Saat ini saya bekerja di sebuah perusahaan PMA Jepang yang bergerak dalam bidang komponen otomotif. Secara fasilitas maupun pendapatan tidak buruk-buruk amat dan bagi saya sendiri sangat lebih dari cukup untuk keluarga, karena memang saya sekeluarga bukan keluarga yang neko-neko.

Kalau dipikir-pikir tidak perlu melakukan aktivitas aktivis maupun gerakan lainnya yang neko-neko, toh semua sudah sangat lebih dari cukup.

Meski begitu hingga saat ini saya masih melakukan aktivitas selain sebagai pekerja, bukan karena kurang harta atau materi, namun hanya untuk satu tujuan yaitu menolong meringankan bersama untuk sesama dan generasi mendatang.

Saya mengambil resiko salah atau disalahkan, tidak disukai bukan hanya lawan tapi juga kawan ataupun resiko gagal. Namun yang pasti semua itu saya siap menerima resiko lebih besar yaitu resiko untuk berhasil demi perubahan.

Tujuh kali di PHK dari tujuh perusahaan, dan satu kali nyaris di-PHK di perusahaan yang saat ini saya bekerja, dan semuanya ini karena membentuk serikat pekerja.

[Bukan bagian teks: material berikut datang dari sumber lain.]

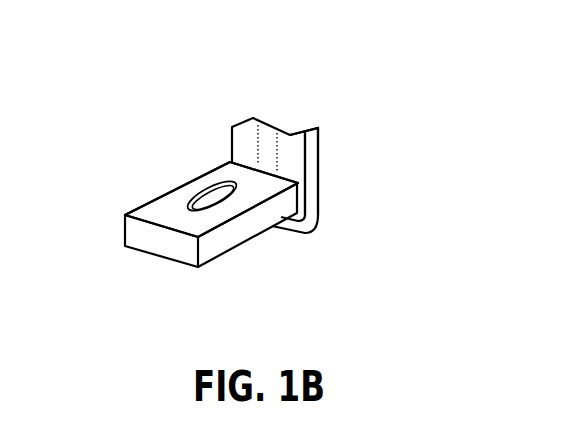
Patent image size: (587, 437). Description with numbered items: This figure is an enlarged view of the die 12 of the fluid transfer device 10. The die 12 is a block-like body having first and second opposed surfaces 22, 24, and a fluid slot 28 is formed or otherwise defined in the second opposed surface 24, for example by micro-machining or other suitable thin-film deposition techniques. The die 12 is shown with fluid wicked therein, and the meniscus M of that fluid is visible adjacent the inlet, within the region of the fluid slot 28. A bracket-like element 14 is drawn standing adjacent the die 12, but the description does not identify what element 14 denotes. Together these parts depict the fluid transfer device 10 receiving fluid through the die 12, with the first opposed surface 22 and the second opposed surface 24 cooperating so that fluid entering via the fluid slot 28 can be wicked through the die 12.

The fluid transfer device 10 is at (320, 97).
The die 12 is at (277, 239).
The bracket arm 14 is at (313, 160).
The first opposed surface 22 is at (147, 255).
The second opposed surface 24 is at (217, 218).
The fluid slot 28 is at (213, 200).
The meniscus M is at (197, 206).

Saat membentuk serikat pekerja gak terpikirkan tentang keinginan untuk naik gaji, jabatan ataupun materi lebih selain hanya ingin memperbaiki keadaan dan membantu sesama, dan ternyata setelah berserikat ternyata bisa naik gaji, jaminan sosial, PKB dan peningkatan kesejahteraan, itu adalah karena beberapa manfaat berserikat, yang pasti saat dulu membentuk serikat pekerja tidak terpikir tentang orientasi materi kecuali memperbaiki keadaan dan menolong bersama.

Setelah berserikat lalu bergabung menjadi relawan sosial kesehatan, tak ada tujuan lain kecuali hanya ingin menolong bersama mengingat banyak masyarakat yang kesulitan saat mengakses layanan kesehatan. Bahkan harus habis harta untuk berobat, dan juga melihat fakta banyak pekerja yang harus membayar ekses biaya kesehatan saat sakit, dan pada akhirnya banyak masyarakat yang terbantu dan banyak pekerja yang terhindar dari ekses claim biaya kesehatan hingga saat ini. Padahal bisa saja saya tidak melakukan gerakan ini karena saya mempunyai double jaminan kesehatan.

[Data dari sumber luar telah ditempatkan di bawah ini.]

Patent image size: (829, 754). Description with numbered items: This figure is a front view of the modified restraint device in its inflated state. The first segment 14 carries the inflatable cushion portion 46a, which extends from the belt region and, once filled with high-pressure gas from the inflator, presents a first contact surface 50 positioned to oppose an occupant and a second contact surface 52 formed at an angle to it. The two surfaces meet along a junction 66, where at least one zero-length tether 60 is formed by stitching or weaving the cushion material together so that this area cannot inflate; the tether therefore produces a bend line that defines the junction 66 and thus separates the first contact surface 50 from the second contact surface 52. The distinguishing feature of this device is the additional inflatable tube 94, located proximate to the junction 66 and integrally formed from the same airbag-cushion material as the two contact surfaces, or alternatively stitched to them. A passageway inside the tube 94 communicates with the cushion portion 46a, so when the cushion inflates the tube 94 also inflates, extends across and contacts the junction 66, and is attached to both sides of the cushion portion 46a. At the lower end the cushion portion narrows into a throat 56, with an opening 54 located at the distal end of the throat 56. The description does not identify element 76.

Dan saat ini bergerak mengajak kawan-kawan dalam gerakan sosial ekonomi dengan cara berkoperasi yang nantinya membangun memiliki perusahaan perusahaan bersama, ciptakan lapangan pekerjaan bersama, karena melihat fakta dan kenyataan banyak para pekerja yang sudah terPHK, kondisi kehidupan sosial ekonominya justru tidak lebih baik dibandingkan disaat mereka masih bekerja dan berpenghasilan meski dulunya pernah menjadi aktivis serikat pekerja, bekerja di perusahaan besar ternama, gaji besar, banyak lemburan .

Dan saat ini juga bergerak di gerakan politik bersama Partai Buruh, karena melihat fakta bagaimana kondisi kehidupan masyarakat akibat kebijakan negara melalui politik justru banyak menyulitkan, hal ini karena partai politik yang ada saat ini tidak berpihak kepada rakyat. Meskipun nantinya juga belum tentu saya menjadi pejabat, karena memang tidak ada keinginan untuk menjadi pejabat.

Semua gerakan yang saya jalani tak terpikirkan sedikitpun tentang orientasi materi untuk pribadi, kecuali hanya untuk menolong meringankan bersama, belajar bersama.

Bahkan semua gerakan yang saya jalani ini hampir semuanya dimulai dari awal dan nol, serta di temani sahabat-sahabat yang tak lagi berpikir materi kecuali perubahan untuk menolong meringankan bersama, karena memang mengawali gerakan awal resikonya adalah harus siap banyak membiayai sendiri.

Ya semua ini semata-mata hanya untuk perubahan bersama, menolong meringankan bersama belajar bersama.

Terimakasih untuk sahabat-sahabat saya yang hingga saat ini selalu bersama dengan semua pengorbanan yang dilakukan, insya allah ikhtiar kita tidak sia-sia, dan selalu ada harapan yang dapat kita wujudkan atas ikhtiar yang kita lakukan bersama.

Kita terus melangkah dan melangkah, kita yakin Tuhan akan terus menguatkan pundak-pundak kita sampai berhasil.